Finally, Reuben Shaw (Salk Institute) will cover recent discoveries connecting energy metabolism to control of autophagy. Mechanistic coordination of metabolism with pro-growth signaling pathways through modulation of the AMPK pathway also will be discussed.
Cancer cell metabolism
This component will focus on how metabolic pathways are reprogrammed in cancer cells. Over a century ago, Otto Warburg discovered that tumor cells switch from oxidative phosphorylation to aerobic glycolysis as their primary form of glucose metabolism, which is now known as the Warburg effect.

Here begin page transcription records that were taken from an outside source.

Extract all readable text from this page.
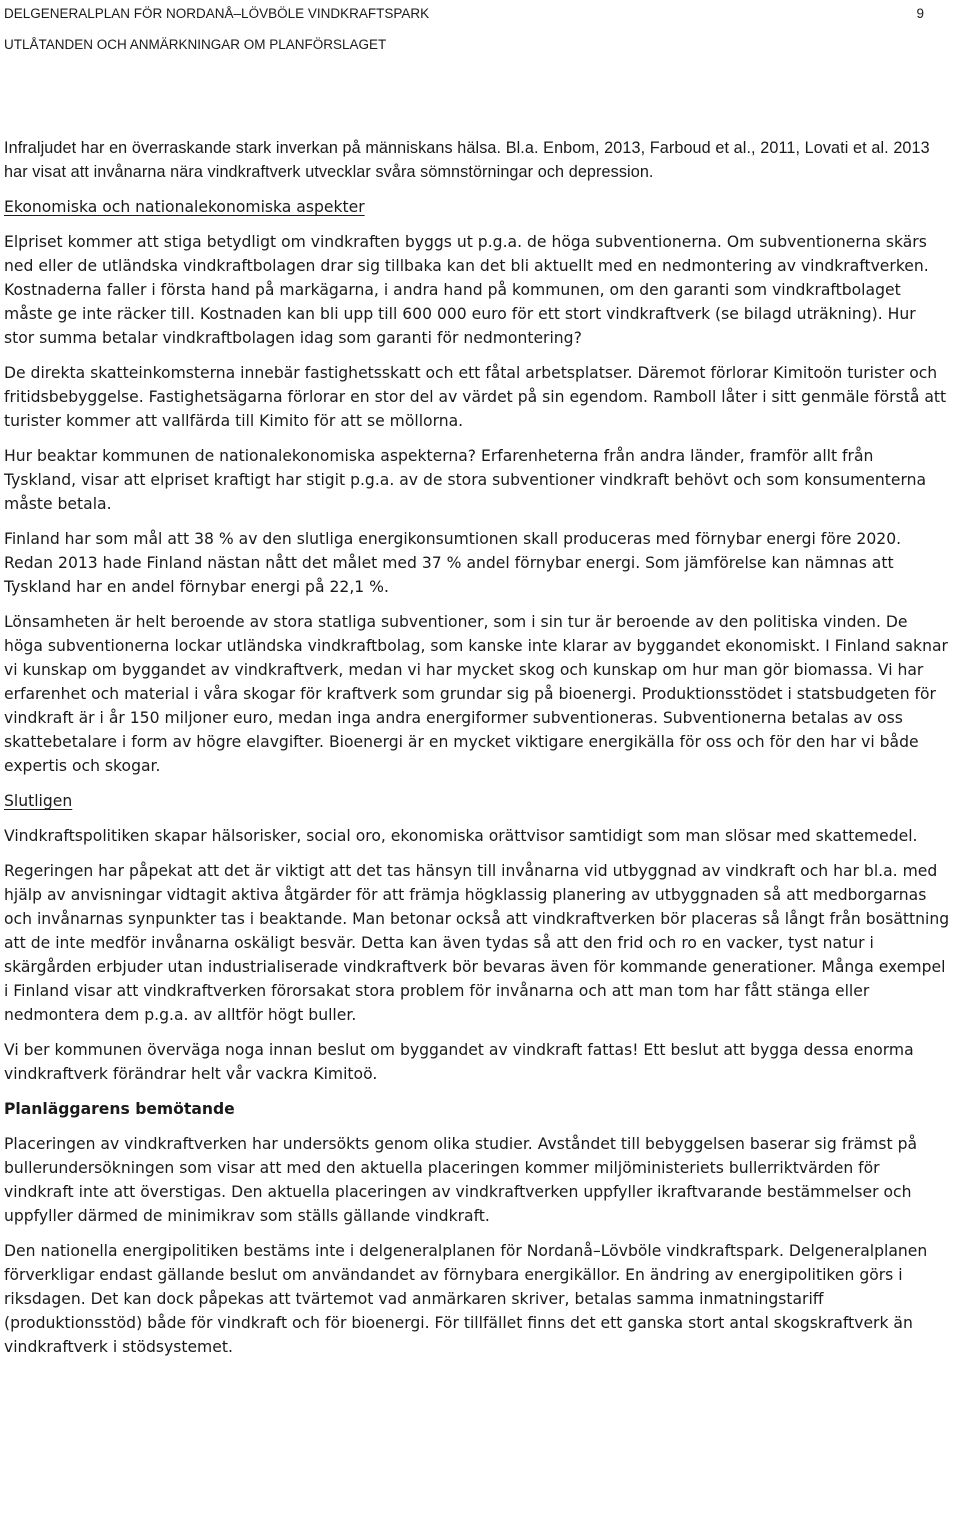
DELGENERALPLAN FÖR NORDANÅ–LÖVBÖLE VINDKRAFTSPARK	9
UTLÅTANDEN OCH ANMÄRKNINGAR OM PLANFÖRSLAGET

Infraljudet har en överraskande stark inverkan på människans hälsa. Bl.a. Enbom, 2013, Farboud et al., 2011, Lovati et al. 2013 har visat att invånarna nära vindkraftverk utvecklar svåra sömnstörningar och depression.

Ekonomiska och nationalekonomiska aspekter

Elpriset kommer att stiga betydligt om vindkraften byggs ut p.g.a. de höga subventionerna. Om subventionerna skärs ned eller de utländska vindkraftbolagen drar sig tillbaka kan det bli aktuellt med en nedmontering av vindkraftverken. Kostnaderna faller i första hand på markägarna, i andra hand på kommunen, om den garanti som vindkraftbolaget måste ge inte räcker till. Kostnaden kan bli upp till 600 000 euro för ett stort vindkraftverk (se bilagd uträkning). Hur stor summa betalar vindkraftbolagen idag som garanti för nedmontering?

De direkta skatteinkomsterna innebär fastighetsskatt och ett fåtal arbetsplatser. Däremot förlorar Kimitoön turister och fritidsbebyggelse. Fastighetsägarna förlorar en stor del av värdet på sin egendom. Ramboll låter i sitt genmäle förstå att turister kommer att vallfärda till Kimito för att se möllorna.

Hur beaktar kommunen de nationalekonomiska aspekterna? Erfarenheterna från andra länder, framför allt från Tyskland, visar att elpriset kraftigt har stigit p.g.a. av de stora subventioner vindkraft behövt och som konsumenterna måste betala.

Finland har som mål att 38 % av den slutliga energikonsumtionen skall produceras med förnybar energi före 2020. Redan 2013 hade Finland nästan nått det målet med 37 % andel förnybar energi. Som jämförelse kan nämnas att Tyskland har en andel förnybar energi på 22,1 %.

Lönsamheten är helt beroende av stora statliga subventioner, som i sin tur är beroende av den politiska vinden. De höga subventionerna lockar utländska vindkraftbolag, som kanske inte klarar av byggandet ekonomiskt. I Finland saknar vi kunskap om byggandet av vindkraftverk, medan vi har mycket skog och kunskap om hur man gör biomassa. Vi har erfarenhet och material i våra skogar för kraftverk som grundar sig på bioenergi. Produktionsstödet i statsbudgeten för vindkraft är i år 150 miljoner euro, medan inga andra energiformer subventioneras. Subventionerna betalas av oss skattebetalare i form av högre elavgifter. Bioenergi är en mycket viktigare energikälla för oss och för den har vi både expertis och skogar.

Slutligen

Vindkraftspolitiken skapar hälsorisker, social oro, ekonomiska orättvisor samtidigt som man slösar med skattemedel.

Regeringen har påpekat att det är viktigt att det tas hänsyn till invånarna vid utbyggnad av vindkraft och har bl.a. med hjälp av anvisningar vidtagit aktiva åtgärder för att främja högklassig planering av utbyggnaden så att medborgarnas och invånarnas synpunkter tas i beaktande. Man betonar också att vindkraftverken bör placeras så långt från bosättning att de inte medför invånarna oskäligt besvär. Detta kan även tydas så att den frid och ro en vacker, tyst natur i skärgården erbjuder utan industrialiserade vindkraftverk bör bevaras även för kommande generationer. Många exempel i Finland visar att vindkraftverken förorsakat stora problem för invånarna och att man tom har fått stänga eller nedmontera dem p.g.a. av alltför högt buller.

Vi ber kommunen överväga noga innan beslut om byggandet av vindkraft fattas! Ett beslut att bygga dessa enorma vindkraftverk förändrar helt vår vackra Kimitoö.

Planläggarens bemötande

Placeringen av vindkraftverken har undersökts genom olika studier. Avståndet till bebyggelsen baserar sig främst på bullerundersökningen som visar att med den aktuella placeringen kommer miljöministeriets bullerriktvärden för vindkraft inte att överstigas. Den aktuella placeringen av vindkraftverken uppfyller ikraftvarande bestämmelser och uppfyller därmed de minimikrav som ställs gällande vindkraft.

Den nationella energipolitiken bestäms inte i delgeneralplanen för Nordanå–Lövböle vindkraftspark. Delgeneralplanen förverkligar endast gällande beslut om användandet av förnybara energikällor. En ändring av energipolitiken görs i riksdagen. Det kan dock påpekas att tvärtemot vad anmärkaren skriver, betalas samma inmatningstariff (produktionsstöd) både för vindkraft och för bioenergi. För tillfället finns det ett ganska stort antal skogskraftverk än vindkraftverk i stödsystemet.
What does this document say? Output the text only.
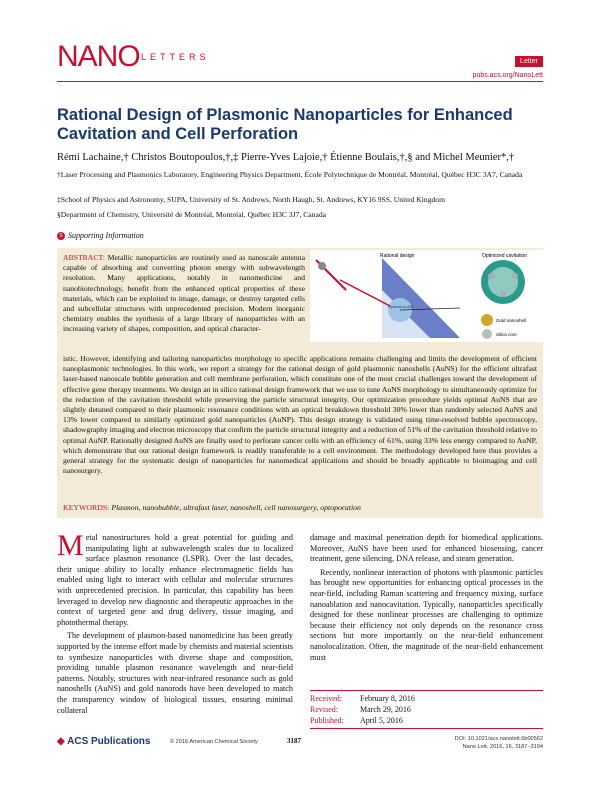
NANO LETTERS	Letter
pubs.acs.org/NanoLett
Rational Design of Plasmonic Nanoparticles for Enhanced Cavitation and Cell Perforation
Rémi Lachaine,† Christos Boutopoulos,†,‡ Pierre-Yves Lajoie,† Étienne Boulais,†,§ and Michel Meunier*,†
†Laser Processing and Plasmonics Laboratory, Engineering Physics Department, École Polytechnique de Montréal, Montréal, Québec H3C 3A7, Canada
‡School of Physics and Astronomy, SUPA, University of St. Andrews, North Haugh, St. Andrews, KY16 9SS, United Kingdom
§Department of Chemistry, Université de Montréal, Montréal, Québec H3C 3J7, Canada
S Supporting Information
ABSTRACT: Metallic nanoparticles are routinely used as nanoscale antenna capable of absorbing and converting photon energy with subwavelength resolution. Many applications, notably in nanomedicine and nanobiotechnology, benefit from the enhanced optical properties of these materials, which can be exploited to image, damage, or destroy targeted cells and subcellular structures with unprecedented precision. Modern inorganic chemistry enables the synthesis of a large library of nanoparticles with an increasing variety of shapes, composition, and optical character-
istic. However, identifying and tailoring nanoparticles morphology to specific applications remains challenging and limits the development of efficient nanoplasmonic technologies. In this work, we report a strategy for the rational design of gold plasmonic nanoshells (AuNS) for the efficient ultrafast laser-based nanoscale bubble generation and cell membrane perforation, which constitute one of the most crucial challenges toward the development of effective gene therapy treatments. We design an in silico rational design framework that we use to tune AuNS morphology to simultaneously optimize for the reduction of the cavitation threshold while preserving the particle structural integrity. Our optimization procedure yields optimal AuNS that are slightly detuned compared to their plasmonic resonance conditions with an optical breakdown threshold 30% lower than randomly selected AuNS and 13% lower compared to similarly optimized gold nanoparticles (AuNP). This design strategy is validated using time-resolved bubble spectroscopy, shadowgraphy imaging and electron microscopy that confirm the particle structural integrity and a reduction of 51% of the cavitation threshold relative to optimal AuNP. Rationally designed AuNS are finally used to perforate cancer cells with an efficiency of 61%, using 33% less energy compared to AuNP, which demonstrate that our rational design framework is readily transferable to a cell environment. The methodology developed here thus provides a general strategy for the systematic design of nanoparticles for nanomedical applications and should be broadly applicable to bioimaging and cell nanosurgery.
Rational design
Optimal AuNS
Optimized cavitation
Gold nanoshell
Silica core
KEYWORDS: Plasmon, nanobubble, ultrafast laser, nanoshell, cell nanosurgery, optoporation

Metal nanostructures hold a great potential for guiding and manipulating light at subwavelength scales due to localized surface plasmon resonance (LSPR). Over the last decades, their unique ability to locally enhance electromagnetic fields has enabled using light to interact with cellular and molecular structures with unprecedented precision. In particular, this capability has been leveraged to develop new diagnostic and therapeutic approaches in the context of targeted gene and drug delivery, tissue imaging, and photothermal therapy.

The development of plasmon-based nanomedicine has been greatly supported by the intense effort made by chemists and material scientists to synthesize nanoparticles with diverse shape and composition, providing tunable plasmon resonance wavelength and near-field patterns. Notably, structures with near-infrared resonance such as gold nanoshells (AuNS) and gold nanorods have been developed to match the transparency window of biological tissues, ensuring minimal collateral

damage and maximal penetration depth for biomedical applications. Moreover, AuNS have been used for enhanced biosensing, cancer treatment, gene silencing, DNA release, and steam generation.

Recently, nonlinear interaction of photons with plasmonic particles has brought new opportunities for enhancing optical processes in the near-field, including Raman scattering and frequency mixing, surface nanoablation and nanocavitation. Typically, nanoparticles specifically designed for these nonlinear processes are challenging to optimize because their efficiency not only depends on the resonance cross sections but more importantly on the near-field enhancement nanolocalization. Often, the magnitude of the near-field enhancement must

Received: February 8, 2016
Revised:	March 29, 2016
Published: April 5, 2016
◆ ACS Publications	© 2016 American Chemical Society	3187	DOI: 10.1021/acs.nanolett.6b00562
Nano Lett. 2016, 16, 3187−3194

The first speaker, Gregg Semenza (Johns Hopkins University), will address recent efforts to understand how hypoxia-inducible factor transcription factors contribute to the metabolic reprogramming of cancer cells. In particular, HIF-1a has been shown to regulate the expression of many glycolytic enzymes and enzymes downregulating oxidative phosphorylation, which broadly contribute to the Warburg effect.
Eileen White (Rutgers University and the New Jersey Institute for Cancer Research) will discuss her lab’s latest research decoding how autophagy plays key roles in tumorigenesis. Autophagy has emerged as a critical pathway normal and cancer cells utilize to maintain metabolic homeostasis, and deregulation of autophagy can lead to cancer.
Heather Christofk (University of California, Los Angeles) will highlight newly identified cellular mechanisms that cancer cells use in adapting their glucose metabolism and how such pathways may be exploited therapeutically.